Come riconoscere chi ci accarezza i sensi e chi ce li schiaffeggia rispedendoli in punizione al posto loro?
Come distinguere il valente gastronomo di cui fidarsi dal parvenu, da colui che si accredita ma in realtà è solo un grimpeur, un improvvisato che salta sul carro del vincitore: il cibo e la sua indigestione virtuale.

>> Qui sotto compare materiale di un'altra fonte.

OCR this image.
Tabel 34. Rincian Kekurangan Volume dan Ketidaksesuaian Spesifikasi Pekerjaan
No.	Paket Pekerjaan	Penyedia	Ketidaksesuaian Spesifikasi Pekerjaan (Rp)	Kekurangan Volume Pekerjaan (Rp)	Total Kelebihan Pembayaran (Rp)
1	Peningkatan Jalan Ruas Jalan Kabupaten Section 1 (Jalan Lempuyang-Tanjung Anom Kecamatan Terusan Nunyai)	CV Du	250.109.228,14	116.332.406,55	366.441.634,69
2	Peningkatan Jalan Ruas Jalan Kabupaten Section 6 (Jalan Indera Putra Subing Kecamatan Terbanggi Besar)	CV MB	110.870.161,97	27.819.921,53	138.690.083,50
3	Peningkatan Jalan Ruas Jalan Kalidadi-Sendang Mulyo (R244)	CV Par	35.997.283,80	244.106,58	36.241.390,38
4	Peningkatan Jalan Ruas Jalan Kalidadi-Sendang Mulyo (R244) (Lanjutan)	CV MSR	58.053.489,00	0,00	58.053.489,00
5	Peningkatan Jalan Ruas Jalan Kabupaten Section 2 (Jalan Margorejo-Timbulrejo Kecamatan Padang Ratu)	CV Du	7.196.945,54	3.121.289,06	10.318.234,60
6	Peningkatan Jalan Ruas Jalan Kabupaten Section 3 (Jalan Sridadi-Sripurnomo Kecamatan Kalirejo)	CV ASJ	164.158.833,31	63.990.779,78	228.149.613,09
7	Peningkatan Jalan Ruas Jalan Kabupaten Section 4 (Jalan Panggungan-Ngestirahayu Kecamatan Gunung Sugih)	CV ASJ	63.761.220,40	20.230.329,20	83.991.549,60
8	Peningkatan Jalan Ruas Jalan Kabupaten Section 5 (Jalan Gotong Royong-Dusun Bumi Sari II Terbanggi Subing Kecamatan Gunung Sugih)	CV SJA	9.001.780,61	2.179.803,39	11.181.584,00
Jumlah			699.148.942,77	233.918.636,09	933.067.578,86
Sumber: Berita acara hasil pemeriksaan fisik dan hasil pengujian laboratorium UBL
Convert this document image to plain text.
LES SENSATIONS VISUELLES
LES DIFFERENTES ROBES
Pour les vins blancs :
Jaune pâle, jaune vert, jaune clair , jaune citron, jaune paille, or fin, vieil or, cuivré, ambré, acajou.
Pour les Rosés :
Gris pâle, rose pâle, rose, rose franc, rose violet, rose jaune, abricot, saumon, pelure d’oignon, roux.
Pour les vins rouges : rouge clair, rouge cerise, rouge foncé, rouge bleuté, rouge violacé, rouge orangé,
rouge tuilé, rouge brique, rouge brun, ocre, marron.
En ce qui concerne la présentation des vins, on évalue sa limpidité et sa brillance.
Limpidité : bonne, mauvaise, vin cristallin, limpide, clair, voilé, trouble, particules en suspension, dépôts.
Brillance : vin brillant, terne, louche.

Fortunatamente questo commette piccoli errori, sviste in apparenza, che devono suonare invece come campanelli d’allarme, mettendoci in guardia. Dopo una notte di duro lavoro siamo riusciti a isolarne nove, per il decimo ci affidiamo a voi pervasi di fiducioso ottimismo.
1. gordon ramsEy.
Tredici stelle Michelin, infiniti programmi tv da Hell’s Kitchen a Kitchen Nightmares, 38 milioni di dollari guadagnati nel 2012, il cuoco scozzese ha nel cognome un percorso innaturale, tutti si aspettano che dopo “RAMS” spunti una “E”. Invece sbuca malandrina una “A” che fa sbagliare tutti. Ultima vittima Aldo Grasso, il divino critico televisivo del Corriere. Parvenu pure lui?
2. foiS gras.
Il fegato d’oca, quel contestato burro vellutato dove dolce e grasso interagiscono come in nessun altro cibo al mondo, è una subdola fonte di errore. D’istinto molti scrivono fois gras invece di foie gras, c’è cascata persino la nostra amata foodblogger Chiara Maci la sorella in pentola della nostra amata foodblogger Chiara Maci
3. hamburgHer.
La spudorata follia collettiva che ci fa mangiare hamburger un giorno sì e l’altro pure, noi che raggelavamo solo al pensiero, porta con sé una diabolica insidia, un’acca in più, probabile indizio di approssimazione.
4. cannavacciUlo.
Non c’è trucco non c’è inganno, dopo l’arrivo di Cucine da Incubo al voluminoso chef del ristorante Villa Crespi, poverino, hanno storpiato il cognome in ogni modo possibile, s’è pure beccato del “Cannavacciulo“.
5. coNfort food.
Sì, è vero, ci piace dar sfoggio della nostra conoscenza linguistica, e nella smania di sembrare credibili partiamo lancia in resta all’attacco dell’inglese. Così il cibo che scalda e gratifica l’anima passa da Comfort food o un più italianizzato Confort food.
6. menU’.
Menu si scrive così, menù identifica l’improvvisato più di ogni altro strafalcione.
7. tHe.
Quelli cattivi dicono che se sei foodblogger e fino a ieri mangiavi bastoncini di merluzzo scongelati, ci sono buone possibilità che per indicare la bevanda inglese tu scriva the, alla francese, invece di tè. Anche Csaba, per dire, spiega da dove proviene e come si usa il the Matcha.
8. dehoR.
La nota regola secondo cui tutte le parole straniere sono invariabili, ha partorito un divertente ipercorrettismo: il Déhors, lo spazio esterno di un locale, perde la “S” quando usato al singolare, così: Déhor.
9. caffè shEkerato.
Abbiamo notizie di foodblogger anglosassoni che tentano disperatamente di tradurre nella loro lingua questa misteriosa preparazione, loro convinti che per scuotere il caffè si usi lo shaker più che lo sheker.
10. ?
[Crediti | Link: Corriere, Sorelle in pentola, Bocca, Glòi Antennati, Dissapore, RealTimeTv]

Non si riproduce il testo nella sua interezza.